When the US government says your next car will run on biofuel, don’t take it too seriously

We still may not be driving flying cars in 2040—will we ever?—but it’s likely our rides will powered by natural gas.

That’s just one of the predictions in the US government’s yearly exercise in soothsaying known as the Annual Energy Outlook. This year’s report from the US Energy Information Administration (EIA) is being released in dribs and dabs—the full volume will be available May 2—but among its predictions are that oil consumption will peak in 2019; vehicles will guzzle 25 times as much natural gas in 2040 as they do now; and California’s strict limits on carbon emissions will prompt a boom in biofuels to satisfy the state’s endless appetite for cars.

Take those predictions with rather large grain of salt, however.
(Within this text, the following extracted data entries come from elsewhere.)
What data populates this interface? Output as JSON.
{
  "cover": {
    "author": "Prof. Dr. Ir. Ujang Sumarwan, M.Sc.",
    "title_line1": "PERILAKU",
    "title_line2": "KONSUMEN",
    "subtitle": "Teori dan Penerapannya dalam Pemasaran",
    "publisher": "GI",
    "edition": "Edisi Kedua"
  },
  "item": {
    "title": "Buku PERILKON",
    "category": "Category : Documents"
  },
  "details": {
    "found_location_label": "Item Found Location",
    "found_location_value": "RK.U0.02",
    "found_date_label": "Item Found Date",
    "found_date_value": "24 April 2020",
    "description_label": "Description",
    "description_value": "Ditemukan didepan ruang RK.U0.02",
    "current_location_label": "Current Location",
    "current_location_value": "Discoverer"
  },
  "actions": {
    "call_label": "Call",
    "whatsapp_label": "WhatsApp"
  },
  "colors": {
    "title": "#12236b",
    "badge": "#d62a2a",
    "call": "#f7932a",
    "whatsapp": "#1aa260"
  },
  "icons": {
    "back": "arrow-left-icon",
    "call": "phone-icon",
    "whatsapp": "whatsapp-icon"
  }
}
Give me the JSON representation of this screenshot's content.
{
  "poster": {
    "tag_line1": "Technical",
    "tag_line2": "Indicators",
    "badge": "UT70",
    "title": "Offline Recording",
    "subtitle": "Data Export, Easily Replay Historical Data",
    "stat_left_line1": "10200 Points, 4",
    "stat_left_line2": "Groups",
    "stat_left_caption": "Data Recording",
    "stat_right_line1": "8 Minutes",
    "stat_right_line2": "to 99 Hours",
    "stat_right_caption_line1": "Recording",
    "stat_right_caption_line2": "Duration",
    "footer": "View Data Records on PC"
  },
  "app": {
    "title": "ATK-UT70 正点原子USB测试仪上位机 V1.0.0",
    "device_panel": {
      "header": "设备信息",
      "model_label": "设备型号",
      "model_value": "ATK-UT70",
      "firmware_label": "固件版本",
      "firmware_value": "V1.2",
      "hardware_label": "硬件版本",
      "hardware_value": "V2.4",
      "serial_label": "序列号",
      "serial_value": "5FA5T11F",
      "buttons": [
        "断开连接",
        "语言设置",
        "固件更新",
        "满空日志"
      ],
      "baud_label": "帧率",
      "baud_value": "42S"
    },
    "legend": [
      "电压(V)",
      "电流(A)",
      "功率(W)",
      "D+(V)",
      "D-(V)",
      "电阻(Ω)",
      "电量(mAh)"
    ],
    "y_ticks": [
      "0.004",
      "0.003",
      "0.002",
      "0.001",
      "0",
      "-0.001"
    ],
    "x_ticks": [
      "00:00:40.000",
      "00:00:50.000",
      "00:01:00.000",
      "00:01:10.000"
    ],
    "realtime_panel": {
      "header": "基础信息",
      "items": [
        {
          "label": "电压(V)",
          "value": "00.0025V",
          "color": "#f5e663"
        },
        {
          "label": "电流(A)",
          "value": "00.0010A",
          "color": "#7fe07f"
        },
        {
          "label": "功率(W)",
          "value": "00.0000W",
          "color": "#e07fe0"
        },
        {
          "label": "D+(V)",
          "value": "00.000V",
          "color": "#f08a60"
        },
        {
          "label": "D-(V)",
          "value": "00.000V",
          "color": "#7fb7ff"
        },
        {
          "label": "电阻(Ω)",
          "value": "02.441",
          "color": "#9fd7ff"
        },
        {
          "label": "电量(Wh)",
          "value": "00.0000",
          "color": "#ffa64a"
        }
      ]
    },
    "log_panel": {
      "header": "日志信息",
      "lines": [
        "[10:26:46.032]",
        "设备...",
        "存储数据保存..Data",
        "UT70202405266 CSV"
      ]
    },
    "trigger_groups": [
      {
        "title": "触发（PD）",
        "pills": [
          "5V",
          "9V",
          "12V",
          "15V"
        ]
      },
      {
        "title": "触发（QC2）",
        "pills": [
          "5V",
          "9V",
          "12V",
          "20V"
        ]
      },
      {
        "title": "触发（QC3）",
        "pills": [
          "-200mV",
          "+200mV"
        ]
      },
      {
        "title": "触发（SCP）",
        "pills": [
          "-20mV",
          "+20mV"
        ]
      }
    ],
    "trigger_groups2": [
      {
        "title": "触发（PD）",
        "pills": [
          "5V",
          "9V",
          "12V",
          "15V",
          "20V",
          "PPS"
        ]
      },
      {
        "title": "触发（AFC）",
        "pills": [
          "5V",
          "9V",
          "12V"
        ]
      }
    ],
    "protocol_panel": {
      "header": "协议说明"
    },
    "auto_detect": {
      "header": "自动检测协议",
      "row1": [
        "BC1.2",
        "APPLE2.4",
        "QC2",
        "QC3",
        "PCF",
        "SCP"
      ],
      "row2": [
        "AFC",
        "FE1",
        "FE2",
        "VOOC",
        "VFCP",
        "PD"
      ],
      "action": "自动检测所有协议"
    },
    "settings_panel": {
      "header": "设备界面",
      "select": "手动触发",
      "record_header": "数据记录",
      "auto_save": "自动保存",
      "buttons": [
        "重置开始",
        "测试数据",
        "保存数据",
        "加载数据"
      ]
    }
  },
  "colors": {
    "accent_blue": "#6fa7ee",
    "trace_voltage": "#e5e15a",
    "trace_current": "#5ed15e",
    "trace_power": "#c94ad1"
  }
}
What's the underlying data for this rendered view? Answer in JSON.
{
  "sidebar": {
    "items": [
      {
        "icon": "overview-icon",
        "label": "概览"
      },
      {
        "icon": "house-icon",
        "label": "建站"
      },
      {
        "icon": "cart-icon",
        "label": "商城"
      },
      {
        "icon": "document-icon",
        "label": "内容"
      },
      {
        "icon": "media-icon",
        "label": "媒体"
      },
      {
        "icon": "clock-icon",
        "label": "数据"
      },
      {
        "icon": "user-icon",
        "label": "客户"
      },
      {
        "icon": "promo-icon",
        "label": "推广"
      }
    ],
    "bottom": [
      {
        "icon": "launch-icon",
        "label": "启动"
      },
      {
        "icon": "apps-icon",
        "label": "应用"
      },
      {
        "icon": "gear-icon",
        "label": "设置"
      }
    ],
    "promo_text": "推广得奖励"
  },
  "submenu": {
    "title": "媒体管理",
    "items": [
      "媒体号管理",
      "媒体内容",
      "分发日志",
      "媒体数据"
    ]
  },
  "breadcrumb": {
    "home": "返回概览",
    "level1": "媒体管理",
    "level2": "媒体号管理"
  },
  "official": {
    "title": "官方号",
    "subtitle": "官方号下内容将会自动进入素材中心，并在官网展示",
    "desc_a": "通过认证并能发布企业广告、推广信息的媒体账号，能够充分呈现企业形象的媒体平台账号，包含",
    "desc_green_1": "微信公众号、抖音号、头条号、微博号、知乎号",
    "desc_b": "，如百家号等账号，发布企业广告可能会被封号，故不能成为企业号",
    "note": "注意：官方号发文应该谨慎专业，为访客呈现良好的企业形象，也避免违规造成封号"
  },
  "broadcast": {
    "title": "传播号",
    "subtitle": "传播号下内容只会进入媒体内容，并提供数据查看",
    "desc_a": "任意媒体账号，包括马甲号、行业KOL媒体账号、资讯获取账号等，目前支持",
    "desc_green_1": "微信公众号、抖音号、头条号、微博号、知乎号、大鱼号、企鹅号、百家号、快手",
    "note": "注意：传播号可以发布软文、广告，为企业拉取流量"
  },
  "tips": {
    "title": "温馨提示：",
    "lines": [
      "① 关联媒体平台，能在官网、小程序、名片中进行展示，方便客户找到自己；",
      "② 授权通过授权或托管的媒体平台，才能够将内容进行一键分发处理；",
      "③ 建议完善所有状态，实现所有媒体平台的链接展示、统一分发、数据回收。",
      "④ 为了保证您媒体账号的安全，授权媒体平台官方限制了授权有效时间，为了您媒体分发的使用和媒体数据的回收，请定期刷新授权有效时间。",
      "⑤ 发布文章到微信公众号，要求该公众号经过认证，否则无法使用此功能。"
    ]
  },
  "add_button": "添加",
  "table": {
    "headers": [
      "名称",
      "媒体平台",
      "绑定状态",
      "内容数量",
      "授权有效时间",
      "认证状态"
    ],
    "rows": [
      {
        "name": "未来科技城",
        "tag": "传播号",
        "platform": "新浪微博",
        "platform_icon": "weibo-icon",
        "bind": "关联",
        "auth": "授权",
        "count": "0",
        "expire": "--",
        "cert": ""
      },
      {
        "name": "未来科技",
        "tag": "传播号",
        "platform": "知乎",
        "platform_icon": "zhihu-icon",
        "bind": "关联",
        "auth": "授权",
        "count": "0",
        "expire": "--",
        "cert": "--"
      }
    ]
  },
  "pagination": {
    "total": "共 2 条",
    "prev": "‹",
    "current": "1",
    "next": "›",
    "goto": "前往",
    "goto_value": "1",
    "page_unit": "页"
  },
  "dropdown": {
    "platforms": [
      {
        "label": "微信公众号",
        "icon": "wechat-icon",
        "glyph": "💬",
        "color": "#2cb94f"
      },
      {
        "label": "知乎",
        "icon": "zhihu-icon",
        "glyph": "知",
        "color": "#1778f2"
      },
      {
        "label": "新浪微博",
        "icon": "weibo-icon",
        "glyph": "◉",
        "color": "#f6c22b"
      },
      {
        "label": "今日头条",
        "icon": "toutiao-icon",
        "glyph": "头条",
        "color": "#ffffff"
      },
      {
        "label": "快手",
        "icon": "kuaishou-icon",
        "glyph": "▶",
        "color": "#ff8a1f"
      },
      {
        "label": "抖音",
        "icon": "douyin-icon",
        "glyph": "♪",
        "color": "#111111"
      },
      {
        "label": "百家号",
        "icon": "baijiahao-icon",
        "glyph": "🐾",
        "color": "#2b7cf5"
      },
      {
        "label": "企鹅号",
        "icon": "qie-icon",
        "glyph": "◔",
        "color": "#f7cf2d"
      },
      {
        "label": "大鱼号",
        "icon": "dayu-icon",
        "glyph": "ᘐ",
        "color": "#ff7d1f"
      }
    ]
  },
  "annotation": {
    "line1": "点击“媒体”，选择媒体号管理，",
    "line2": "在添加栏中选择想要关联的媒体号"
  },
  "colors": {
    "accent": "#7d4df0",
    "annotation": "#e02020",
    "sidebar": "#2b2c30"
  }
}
Renewable energy advocates have roundly—and often rightly—criticized the EIA’s forecasts for assuming the fossil-fuel past and present will continue into to the bright, if smoggy and hot, future. And even if the agency’s latest predictions are slightly less gung-ho about fossil fuels than they used to be, they don’t take into account the possibilities of major technological breakthroughs, geopolitical upheaval, or climate change catastrophe.

To get a sense of just how off-base these forecasts can be, we dug up the EIA’s Energy Outlook 2000, which prognosticated energy production and consumption in the now not-too-distant year 2020 (pdf).

Back in the waning days of the Clinton administration, shale gas could only be found in the fevered dreams of T. Boone Pickens and solar panels were for marijuana-growing hippies living off the grid in Northern California.

And if you took the EIA report as gospel, that’s the way things were going to stay. One of the big winners in the EIA’s renewable future would be something called “municipal solid waste,” i.e., trash. Solar barely rated a mention. (Today, it supplies 7,200 megawatts (MW) of carbon-free electricity.)

The report, released in December 1999, also predicted that by 2020 US wind power capacity would stand at a grand total of 3,660 MW. “Higher capital costs, lower output per kilowatt, and limited predictability put wind power at a disadvantage relative to natural gas and coal technologies,” the report stated.

We can safely say the EIA blew that one. Just in 2012 the US built 13,131 MW of wind energy capacity, bringing total installed capacity to 60,000 MW—over 16 times what the EIA predicted there would be in 2020.

And any flying cars in 2020 were supposed to have been coal-powered. In 1999, EIA forecast that 21,000 MW of new coal-fired capacity was to have come online. Again, not going to happen. In the first half of 2012, for instance, the US added an underwhelming 800 MW of coal power to the grid.